NIH could release these forecasts as a full funding opportunities immediately. The science is ready. The staff work is done. The only thing standing between these forecasts and the researchers who would respond to them is an approval process that has held mandated programs in a political approval queue for the better part of a year.
The full list, with opportunity numbers, the date each forecast was entered into grants.gov, the date NIH originally promised to publish it, and the number of days it is now past that self-imposed deadline, is available for download at the link below.
In the master list (which you can download via the link below), please note that RED rows reflect forecasts that are overdue. YELLOW rows indicate forecasts that are not yet past their promised date, but I am including them in the table for monitoring purposes. For example, one program, the Autism Centers of Excellence, has two forecasts with July 1, 2026 planned posting dates, which will become overdue in approximately eight weeks if action is not taken. We will see if NIH honors these projected release dates.
Release the forecasts!
This essay is part of an ongoing series documenting changes to the NIH extramural funding system. Previous essays: The NOFO Pipeline Isn’t Broken. It’s Selective; Inside the NIH Forecast Graveyard; Who Decides What Science Gets Done?

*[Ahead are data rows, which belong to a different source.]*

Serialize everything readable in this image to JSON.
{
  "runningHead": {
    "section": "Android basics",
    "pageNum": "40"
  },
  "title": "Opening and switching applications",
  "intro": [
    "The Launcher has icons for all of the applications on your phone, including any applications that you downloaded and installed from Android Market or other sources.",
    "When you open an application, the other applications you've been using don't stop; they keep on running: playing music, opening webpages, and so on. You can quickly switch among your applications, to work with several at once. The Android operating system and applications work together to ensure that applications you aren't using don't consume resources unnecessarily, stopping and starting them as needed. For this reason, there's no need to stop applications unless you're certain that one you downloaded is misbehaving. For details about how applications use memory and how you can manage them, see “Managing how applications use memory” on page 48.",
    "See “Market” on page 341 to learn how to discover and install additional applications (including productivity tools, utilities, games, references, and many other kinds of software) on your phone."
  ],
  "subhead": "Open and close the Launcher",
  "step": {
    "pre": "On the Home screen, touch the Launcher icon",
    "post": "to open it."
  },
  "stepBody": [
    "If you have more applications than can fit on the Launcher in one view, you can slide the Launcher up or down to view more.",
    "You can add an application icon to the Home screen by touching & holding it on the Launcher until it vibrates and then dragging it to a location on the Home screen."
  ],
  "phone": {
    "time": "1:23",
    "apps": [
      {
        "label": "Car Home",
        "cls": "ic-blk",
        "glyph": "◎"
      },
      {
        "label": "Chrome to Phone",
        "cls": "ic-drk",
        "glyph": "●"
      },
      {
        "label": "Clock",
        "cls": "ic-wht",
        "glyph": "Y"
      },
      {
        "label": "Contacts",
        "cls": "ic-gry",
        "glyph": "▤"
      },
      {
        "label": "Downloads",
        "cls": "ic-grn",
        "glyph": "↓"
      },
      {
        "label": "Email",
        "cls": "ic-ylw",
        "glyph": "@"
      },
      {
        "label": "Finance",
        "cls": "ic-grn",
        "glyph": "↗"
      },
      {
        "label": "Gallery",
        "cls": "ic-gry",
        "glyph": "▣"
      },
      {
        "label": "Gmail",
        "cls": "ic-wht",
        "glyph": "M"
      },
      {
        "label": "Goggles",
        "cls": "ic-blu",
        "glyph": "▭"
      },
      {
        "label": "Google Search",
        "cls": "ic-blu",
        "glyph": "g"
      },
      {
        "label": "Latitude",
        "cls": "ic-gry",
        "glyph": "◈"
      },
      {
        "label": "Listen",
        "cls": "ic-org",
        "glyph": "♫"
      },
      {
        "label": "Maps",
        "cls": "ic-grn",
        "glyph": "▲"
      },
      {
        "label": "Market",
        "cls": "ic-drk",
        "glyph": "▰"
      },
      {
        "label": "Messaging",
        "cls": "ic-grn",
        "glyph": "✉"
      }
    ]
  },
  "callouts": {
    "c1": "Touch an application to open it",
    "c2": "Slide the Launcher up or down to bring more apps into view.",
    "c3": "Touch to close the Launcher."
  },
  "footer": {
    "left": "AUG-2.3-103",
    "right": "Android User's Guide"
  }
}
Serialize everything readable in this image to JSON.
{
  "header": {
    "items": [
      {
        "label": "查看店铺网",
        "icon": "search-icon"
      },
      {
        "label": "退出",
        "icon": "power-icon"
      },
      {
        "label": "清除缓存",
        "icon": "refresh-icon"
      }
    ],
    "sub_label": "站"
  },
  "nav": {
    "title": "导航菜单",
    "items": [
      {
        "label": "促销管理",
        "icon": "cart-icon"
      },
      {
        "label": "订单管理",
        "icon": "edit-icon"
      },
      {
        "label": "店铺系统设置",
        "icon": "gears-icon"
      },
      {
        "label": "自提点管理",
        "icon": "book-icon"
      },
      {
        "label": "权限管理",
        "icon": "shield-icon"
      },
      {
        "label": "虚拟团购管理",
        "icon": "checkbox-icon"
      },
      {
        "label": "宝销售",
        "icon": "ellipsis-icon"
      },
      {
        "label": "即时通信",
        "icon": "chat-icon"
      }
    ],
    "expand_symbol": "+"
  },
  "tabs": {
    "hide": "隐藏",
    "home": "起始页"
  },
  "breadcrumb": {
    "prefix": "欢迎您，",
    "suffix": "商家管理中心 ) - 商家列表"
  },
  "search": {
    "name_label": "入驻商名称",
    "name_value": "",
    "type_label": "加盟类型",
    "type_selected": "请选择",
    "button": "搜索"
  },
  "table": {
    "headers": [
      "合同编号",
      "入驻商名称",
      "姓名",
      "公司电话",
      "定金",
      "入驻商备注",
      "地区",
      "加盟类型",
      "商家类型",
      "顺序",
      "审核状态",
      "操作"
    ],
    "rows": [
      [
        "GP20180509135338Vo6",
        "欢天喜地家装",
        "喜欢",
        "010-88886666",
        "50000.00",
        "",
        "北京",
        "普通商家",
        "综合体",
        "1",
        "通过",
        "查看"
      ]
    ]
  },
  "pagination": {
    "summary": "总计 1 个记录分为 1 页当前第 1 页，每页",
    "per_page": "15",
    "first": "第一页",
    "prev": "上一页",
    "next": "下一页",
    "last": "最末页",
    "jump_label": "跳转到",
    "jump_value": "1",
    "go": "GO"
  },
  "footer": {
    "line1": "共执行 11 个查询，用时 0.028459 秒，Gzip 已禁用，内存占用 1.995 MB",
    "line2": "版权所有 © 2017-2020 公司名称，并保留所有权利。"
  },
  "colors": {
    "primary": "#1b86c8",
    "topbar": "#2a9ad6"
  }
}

Data compiled from grants.gov as of May 8, 2026.



Do you have any insight to the PRIMED AI? The funding announcement was supposed to go out last fall.
Update 5/8/2026: I have been alerted about two additional forecasts that are part of a congressional mandate:
Best Pharmaceuticals for Children Act (BPCA)
BPCA became law in 2002. It was reauthorized in 2007 under the U.S. Food and Drug Administration (FDA) Amendments Act, in 2012 under the FDA Safety and Innovation Act, and again in 2017 under the FDA Reauthorization Act. The latest renewal of the BPCA legislation occurred in 2022.
NIH will not release these two BCPA related funding opportunities:
RFA-HD-26-009 - NICHD - forecast date 9/15/2025
Maternal and Pediatric Precision in Therapeutics (MPRINT) Knowledge and Research Coordination Center
RFA-HD-26-010 - NICHD - forecast date 9/15/2025
Maternal Medications and Human Milk Research Center (M2HMRC)
Both forecasts are 235 days overdue as of May 8, 2026 (their promised date was September 15, 2025).
These hold-ups of research are going to cost lives.